In the three weeks they were here, the German exchange students and their Guyer hosts and instructors traveled to West Texas and hiked Guadalupe Peak; they visited New Mexico’s White Sands National Monument and Carlsbad Caverns National Park. A little closer to North Texas, they went on outings to a Texas Rangers game, Six Flags Over Texas and Ray Roberts Lake. Some also attended Guyer’s homecoming festivities and the Denton Blues Festival.
At school, the students from Berlin shadowed their Guyer counterparts for two days before having the opportunity to attend classes of their own choosing.
Some described the classes as different from what they’re accustomed to in Berlin.
“You’re allowed to listen to music or be on your phone, and in Germany, it’s not like that,” 15-year-old Martin Kuntze said. To speak out in class back home, one must be acknowledged by the teacher and given permission, he said.
He said he enjoyed his first trip to the U.S.
“I really love it here, and maybe I’ll come back, like going to the university in Denton,” Martin said. “I wouldn’t have a problem, like, living here a year or so for another exchange.”
Fifteen-year-old Antje Hübner said she enjoyed getting to know and talk with new people.
“It’s been really great,” she said of the experience. “I had a really great host family and partner, and I really like it here.”
On one of their final days in Denton, the exchange students boarded a school bus and toured the city.
Their first stop was Denton City Hall.
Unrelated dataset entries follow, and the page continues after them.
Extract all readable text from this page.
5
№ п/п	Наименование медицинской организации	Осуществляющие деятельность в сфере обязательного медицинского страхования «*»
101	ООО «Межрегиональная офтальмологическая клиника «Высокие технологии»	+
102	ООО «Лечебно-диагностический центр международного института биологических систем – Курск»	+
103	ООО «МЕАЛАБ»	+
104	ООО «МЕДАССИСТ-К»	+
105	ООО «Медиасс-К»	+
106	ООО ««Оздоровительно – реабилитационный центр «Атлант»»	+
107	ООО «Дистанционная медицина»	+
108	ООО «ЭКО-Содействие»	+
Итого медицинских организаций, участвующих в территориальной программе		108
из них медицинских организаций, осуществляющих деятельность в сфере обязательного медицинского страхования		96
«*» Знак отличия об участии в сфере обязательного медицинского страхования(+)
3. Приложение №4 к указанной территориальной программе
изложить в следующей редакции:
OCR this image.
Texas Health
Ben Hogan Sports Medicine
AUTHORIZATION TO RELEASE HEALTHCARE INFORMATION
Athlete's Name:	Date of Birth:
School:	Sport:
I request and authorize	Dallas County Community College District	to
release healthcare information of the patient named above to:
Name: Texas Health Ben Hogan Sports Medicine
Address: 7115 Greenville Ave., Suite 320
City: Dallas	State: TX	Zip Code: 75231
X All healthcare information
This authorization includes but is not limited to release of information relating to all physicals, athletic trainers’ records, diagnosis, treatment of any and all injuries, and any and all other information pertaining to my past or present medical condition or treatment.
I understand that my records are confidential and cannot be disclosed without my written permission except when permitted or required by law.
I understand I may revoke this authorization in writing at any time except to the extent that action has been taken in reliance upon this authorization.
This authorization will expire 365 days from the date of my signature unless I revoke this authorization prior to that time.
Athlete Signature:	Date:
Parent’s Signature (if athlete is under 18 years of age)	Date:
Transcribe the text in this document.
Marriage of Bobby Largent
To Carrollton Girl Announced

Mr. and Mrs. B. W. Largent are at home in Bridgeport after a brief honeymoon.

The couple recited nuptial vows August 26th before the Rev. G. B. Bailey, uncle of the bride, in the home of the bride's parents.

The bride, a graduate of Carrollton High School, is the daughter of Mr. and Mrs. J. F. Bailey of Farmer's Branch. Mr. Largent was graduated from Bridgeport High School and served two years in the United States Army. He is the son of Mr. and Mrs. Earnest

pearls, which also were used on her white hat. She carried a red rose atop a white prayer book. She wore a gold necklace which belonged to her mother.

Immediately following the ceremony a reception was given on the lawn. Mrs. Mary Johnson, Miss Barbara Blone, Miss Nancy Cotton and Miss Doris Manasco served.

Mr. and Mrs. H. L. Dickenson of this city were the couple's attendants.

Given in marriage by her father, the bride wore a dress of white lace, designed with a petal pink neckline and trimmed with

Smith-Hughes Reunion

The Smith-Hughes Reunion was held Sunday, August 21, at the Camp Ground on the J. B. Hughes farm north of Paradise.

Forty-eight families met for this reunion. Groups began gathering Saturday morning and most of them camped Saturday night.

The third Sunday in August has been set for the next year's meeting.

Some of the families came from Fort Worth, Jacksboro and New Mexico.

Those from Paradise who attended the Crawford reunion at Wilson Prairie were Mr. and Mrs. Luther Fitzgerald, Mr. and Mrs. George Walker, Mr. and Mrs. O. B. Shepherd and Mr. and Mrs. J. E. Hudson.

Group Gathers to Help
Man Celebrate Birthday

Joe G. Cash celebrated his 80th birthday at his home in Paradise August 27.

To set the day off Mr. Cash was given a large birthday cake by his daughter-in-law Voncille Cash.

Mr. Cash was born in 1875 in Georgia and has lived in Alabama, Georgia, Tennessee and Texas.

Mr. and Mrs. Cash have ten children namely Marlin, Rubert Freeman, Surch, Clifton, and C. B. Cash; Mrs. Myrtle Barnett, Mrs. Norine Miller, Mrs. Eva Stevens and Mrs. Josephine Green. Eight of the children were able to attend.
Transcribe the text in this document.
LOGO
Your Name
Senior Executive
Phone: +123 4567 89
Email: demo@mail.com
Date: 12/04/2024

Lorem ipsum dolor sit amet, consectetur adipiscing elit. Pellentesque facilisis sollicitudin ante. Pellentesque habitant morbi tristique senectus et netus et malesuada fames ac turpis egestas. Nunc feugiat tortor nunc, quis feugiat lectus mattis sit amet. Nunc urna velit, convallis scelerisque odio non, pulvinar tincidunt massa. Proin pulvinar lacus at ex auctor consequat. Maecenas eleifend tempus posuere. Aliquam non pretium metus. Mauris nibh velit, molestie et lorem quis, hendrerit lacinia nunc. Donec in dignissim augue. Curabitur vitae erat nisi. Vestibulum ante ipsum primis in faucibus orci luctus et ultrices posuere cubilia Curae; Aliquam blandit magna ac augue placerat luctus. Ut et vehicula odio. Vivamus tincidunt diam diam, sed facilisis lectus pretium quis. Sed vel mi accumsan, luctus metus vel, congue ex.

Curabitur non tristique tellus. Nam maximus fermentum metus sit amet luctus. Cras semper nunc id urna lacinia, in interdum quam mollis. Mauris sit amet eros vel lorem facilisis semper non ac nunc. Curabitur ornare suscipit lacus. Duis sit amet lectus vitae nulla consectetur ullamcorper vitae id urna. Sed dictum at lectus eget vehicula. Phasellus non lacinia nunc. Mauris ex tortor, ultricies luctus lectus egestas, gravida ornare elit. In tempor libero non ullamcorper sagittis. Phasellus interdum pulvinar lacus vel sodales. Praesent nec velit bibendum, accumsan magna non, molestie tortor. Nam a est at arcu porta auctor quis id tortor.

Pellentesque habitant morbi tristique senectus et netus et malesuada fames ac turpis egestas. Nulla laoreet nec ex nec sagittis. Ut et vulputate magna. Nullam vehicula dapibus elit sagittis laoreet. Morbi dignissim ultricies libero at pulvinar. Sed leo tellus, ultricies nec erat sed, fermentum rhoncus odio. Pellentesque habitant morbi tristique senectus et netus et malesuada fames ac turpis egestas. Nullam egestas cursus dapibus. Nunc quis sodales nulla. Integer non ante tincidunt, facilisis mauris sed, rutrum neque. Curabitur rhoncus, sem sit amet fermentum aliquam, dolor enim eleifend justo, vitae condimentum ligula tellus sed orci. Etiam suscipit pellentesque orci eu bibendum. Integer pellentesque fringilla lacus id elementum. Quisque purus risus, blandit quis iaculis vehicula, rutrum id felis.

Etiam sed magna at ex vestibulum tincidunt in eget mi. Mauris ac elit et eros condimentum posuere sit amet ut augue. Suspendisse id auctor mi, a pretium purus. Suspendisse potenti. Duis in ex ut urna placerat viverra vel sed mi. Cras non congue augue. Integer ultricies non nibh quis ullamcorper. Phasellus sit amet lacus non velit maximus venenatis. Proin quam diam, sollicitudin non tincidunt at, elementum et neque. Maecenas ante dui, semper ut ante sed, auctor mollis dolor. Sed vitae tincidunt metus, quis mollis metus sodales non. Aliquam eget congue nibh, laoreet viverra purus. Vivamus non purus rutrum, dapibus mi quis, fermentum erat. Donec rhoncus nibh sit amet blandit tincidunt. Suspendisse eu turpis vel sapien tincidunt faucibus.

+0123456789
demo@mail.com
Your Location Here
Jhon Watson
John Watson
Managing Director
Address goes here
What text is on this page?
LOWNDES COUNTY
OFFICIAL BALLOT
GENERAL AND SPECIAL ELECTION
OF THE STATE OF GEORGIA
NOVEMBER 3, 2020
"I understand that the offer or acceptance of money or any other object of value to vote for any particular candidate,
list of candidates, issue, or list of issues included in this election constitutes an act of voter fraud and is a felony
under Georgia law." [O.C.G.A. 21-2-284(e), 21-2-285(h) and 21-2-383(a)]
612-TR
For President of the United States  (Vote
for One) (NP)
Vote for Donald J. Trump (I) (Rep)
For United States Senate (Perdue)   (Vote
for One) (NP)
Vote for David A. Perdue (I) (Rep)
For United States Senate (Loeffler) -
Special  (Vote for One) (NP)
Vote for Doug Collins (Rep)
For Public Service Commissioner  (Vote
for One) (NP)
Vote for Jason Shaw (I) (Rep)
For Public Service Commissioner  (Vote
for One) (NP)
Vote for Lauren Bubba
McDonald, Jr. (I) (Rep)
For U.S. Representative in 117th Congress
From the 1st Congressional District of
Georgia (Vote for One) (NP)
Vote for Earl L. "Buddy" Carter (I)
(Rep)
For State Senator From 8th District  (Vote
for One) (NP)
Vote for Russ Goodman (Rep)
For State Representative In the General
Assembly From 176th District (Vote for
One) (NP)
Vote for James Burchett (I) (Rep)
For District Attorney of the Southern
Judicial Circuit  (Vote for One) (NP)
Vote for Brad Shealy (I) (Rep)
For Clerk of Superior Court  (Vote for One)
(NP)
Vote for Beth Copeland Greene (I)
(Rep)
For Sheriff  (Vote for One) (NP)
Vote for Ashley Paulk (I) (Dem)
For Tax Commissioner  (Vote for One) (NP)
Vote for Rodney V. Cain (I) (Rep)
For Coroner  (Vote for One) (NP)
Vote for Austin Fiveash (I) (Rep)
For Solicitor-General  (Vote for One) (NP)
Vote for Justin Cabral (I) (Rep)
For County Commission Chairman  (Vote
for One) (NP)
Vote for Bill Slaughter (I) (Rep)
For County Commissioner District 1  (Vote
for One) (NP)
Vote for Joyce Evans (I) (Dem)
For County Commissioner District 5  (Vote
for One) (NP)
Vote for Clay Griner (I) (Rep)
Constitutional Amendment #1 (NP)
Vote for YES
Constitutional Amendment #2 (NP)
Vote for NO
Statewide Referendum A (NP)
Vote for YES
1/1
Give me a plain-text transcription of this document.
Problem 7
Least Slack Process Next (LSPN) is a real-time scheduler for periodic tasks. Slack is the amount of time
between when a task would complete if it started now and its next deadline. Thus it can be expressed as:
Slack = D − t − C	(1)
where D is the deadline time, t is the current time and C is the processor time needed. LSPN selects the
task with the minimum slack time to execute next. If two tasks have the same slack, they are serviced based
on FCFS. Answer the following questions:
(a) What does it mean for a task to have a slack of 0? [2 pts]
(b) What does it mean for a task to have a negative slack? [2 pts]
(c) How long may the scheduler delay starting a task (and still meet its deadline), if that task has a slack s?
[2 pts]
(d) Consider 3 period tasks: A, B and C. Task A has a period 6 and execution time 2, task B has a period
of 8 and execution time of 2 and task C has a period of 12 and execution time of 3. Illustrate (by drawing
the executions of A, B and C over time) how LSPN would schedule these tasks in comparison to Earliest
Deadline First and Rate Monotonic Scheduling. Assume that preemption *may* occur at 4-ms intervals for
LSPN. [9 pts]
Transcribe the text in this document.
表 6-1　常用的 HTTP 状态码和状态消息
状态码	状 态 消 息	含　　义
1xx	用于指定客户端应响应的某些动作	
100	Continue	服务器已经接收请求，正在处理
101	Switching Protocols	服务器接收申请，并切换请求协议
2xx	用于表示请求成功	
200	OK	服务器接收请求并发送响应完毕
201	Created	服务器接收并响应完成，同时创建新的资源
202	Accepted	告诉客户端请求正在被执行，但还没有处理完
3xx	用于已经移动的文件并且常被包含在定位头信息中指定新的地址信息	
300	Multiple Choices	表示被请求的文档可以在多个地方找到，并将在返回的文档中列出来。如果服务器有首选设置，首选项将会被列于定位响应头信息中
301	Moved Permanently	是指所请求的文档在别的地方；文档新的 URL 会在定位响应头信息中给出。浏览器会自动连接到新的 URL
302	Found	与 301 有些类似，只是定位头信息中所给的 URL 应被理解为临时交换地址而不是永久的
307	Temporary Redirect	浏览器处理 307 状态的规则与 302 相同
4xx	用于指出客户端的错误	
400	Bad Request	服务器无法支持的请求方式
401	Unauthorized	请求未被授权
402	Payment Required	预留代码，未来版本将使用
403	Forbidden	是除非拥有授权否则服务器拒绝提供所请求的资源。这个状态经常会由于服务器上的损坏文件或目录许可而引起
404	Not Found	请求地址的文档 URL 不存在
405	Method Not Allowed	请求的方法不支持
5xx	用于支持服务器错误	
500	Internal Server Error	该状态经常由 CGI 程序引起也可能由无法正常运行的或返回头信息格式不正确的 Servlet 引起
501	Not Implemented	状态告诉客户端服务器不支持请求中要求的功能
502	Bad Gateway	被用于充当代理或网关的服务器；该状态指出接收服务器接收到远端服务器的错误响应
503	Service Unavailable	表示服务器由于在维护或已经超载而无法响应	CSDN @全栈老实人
There, Shade talked about the origins of Quakertown Park, and the teens visited with the mayor. Burroughs discussed the structure of the City Council and the city’s sustainability efforts, including its use of energy generated by wind, the sun and the municipal landfill.
Frederik said that gave him a “good opinion” of Denton.
The students also toured UNT. From the campus administrative offices, they walked to the Pohl Recreation Center and were amazed by the facility. On a walk over to Crumley Hall, where they viewed a dorm room, they asked questions about the cost of tuition and fees. The university tour ended at Apogee Stadium, where they viewed suites and walked the field, taking time to pose for photos and inspect the field’s turf, which is partly made of recycled tires.
Their trip ended at the Denton Police Department. For several, it was their first time in a police station.
They visited the dispatch center, a room where fingerprints are processed, and the juvenile booking station — where they took turns taking one another’s mug shots. At the city jail, the students saw the inside of three of the jail’s 14 cells, including the “drunk tank.”
The visit ended with the Special Weapons and Tactics officers. The students had an opportunity to sit in and on police cars, trucks and motorcycles, try on SWAT gear and view weapons used by the officers.
The foreign exchange program puts “learning into practice,” in a sense, Shade said.
“To me, this exchange exemplifies what we talk about in Denton ISD, that we want our students to become lifelong learners,” he said. “And in my opinion, there’s no better way to get them to become lifelong learners than for them to see the practicality of what they learn when they put it into use in the real world.”